The Mitsubishi Outlander is priced at RM168,600 without insurance, inclusive of Goods and Services Tax. It comes with a five-year or 100,000km whichever comes first warranty.
We managed to drive 400km in the Mitsubishi Outlander, driving through city, highways and urban roads. We found that the SUV is smooth and powerful.
Its medium weighted steering responded accurately and precisely. During high speed corners, the Outlander gripped very well on the road. It absorbed most road conditions reasonably well but we find that it lacks comfort. Most potholes and bumps were felt.
The wind and engine noise was low at low speed, but the tyre noise was noticeable. During high speed driving, the wind and tyre noise was quite loud.
The Outlander’s multiplayer system was user-friendly, although the sound system is quite basic. The bass is acceptable, but the system is short on clarity and sharpness.
Its multi-select 4WD system has three modes to choose from. 4WD Eco has the front wheel drive running as default, and channels drive to rear axle when its needed. 4WD Auto will automatically split torque to both axles and 4WD Lock for tough terrain road conditions.
The Mitsubishi Outlander has spacious front and middle row seats. However, the last row lacks legroom. We find that the cabin was quite comfortable and the air-conditioning was very cold, very well suited for the weather in Malaysia.

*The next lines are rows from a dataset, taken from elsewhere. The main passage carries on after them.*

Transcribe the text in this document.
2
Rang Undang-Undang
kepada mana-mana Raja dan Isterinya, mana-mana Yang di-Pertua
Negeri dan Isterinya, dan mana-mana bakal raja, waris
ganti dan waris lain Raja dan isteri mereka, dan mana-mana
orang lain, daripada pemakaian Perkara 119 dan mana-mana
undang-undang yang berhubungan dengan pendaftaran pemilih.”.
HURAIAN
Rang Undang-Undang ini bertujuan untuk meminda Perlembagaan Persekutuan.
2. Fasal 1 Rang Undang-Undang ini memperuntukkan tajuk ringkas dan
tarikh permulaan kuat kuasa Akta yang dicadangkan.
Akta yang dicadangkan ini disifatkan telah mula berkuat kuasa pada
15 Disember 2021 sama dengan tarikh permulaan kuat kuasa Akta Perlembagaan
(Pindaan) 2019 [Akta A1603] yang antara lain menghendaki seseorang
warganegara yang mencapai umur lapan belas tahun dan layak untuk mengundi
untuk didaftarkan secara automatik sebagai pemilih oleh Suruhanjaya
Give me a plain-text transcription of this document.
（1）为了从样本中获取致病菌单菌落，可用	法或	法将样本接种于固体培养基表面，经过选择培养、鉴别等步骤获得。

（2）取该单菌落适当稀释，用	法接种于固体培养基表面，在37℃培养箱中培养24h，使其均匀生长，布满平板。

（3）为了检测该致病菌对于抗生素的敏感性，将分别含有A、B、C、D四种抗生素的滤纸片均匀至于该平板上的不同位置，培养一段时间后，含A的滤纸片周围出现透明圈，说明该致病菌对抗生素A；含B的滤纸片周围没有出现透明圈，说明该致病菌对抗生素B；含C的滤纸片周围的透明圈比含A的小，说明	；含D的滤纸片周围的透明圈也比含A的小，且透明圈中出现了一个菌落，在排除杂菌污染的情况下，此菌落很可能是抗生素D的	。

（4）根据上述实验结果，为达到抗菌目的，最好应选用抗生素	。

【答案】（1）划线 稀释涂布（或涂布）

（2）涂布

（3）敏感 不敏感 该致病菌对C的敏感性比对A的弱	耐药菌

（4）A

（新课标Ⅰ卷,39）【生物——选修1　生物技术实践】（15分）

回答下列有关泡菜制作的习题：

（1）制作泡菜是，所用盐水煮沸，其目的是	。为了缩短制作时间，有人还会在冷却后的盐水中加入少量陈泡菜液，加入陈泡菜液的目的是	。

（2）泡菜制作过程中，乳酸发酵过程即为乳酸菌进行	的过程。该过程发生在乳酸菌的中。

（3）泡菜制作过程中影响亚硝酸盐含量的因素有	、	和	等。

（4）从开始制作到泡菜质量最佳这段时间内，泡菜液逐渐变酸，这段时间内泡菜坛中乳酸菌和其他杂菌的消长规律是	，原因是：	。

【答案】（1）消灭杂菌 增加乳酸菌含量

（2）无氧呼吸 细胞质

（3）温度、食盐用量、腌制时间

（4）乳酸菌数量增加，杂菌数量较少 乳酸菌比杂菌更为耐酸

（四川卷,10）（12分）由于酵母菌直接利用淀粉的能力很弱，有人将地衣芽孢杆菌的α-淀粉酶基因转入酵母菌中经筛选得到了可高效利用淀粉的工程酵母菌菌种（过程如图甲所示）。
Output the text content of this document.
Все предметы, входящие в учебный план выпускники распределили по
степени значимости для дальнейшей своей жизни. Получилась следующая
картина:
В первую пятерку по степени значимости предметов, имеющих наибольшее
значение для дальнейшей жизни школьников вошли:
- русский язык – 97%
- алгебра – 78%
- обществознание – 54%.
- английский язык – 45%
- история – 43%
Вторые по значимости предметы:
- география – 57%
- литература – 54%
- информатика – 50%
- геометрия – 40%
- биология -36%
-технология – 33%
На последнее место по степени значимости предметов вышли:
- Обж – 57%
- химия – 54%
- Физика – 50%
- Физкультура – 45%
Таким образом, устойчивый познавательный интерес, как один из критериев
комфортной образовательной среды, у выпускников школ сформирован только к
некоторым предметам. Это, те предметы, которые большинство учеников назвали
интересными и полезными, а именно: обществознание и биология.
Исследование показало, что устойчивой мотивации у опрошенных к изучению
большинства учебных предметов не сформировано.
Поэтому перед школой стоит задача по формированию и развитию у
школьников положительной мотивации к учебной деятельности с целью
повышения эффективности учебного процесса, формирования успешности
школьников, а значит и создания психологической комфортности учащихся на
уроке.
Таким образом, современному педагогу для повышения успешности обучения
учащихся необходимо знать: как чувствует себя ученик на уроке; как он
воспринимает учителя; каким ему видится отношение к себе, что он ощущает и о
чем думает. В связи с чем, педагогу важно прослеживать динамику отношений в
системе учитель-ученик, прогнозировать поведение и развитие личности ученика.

We clocked about 8.3l to 9.6l of petrol per 100km in the Outlander, during a combination of city and highway driving.
After hard driving, it consumed about 10.6 to 12.4l per 100km.
Even though the Mitsubishi Outlander is a very good package, it still has room for improvement. We find that there’s no auto locking system that locks the SUV when it starts moving. We also felt that having a blind spot indicator will certainly further improve safety.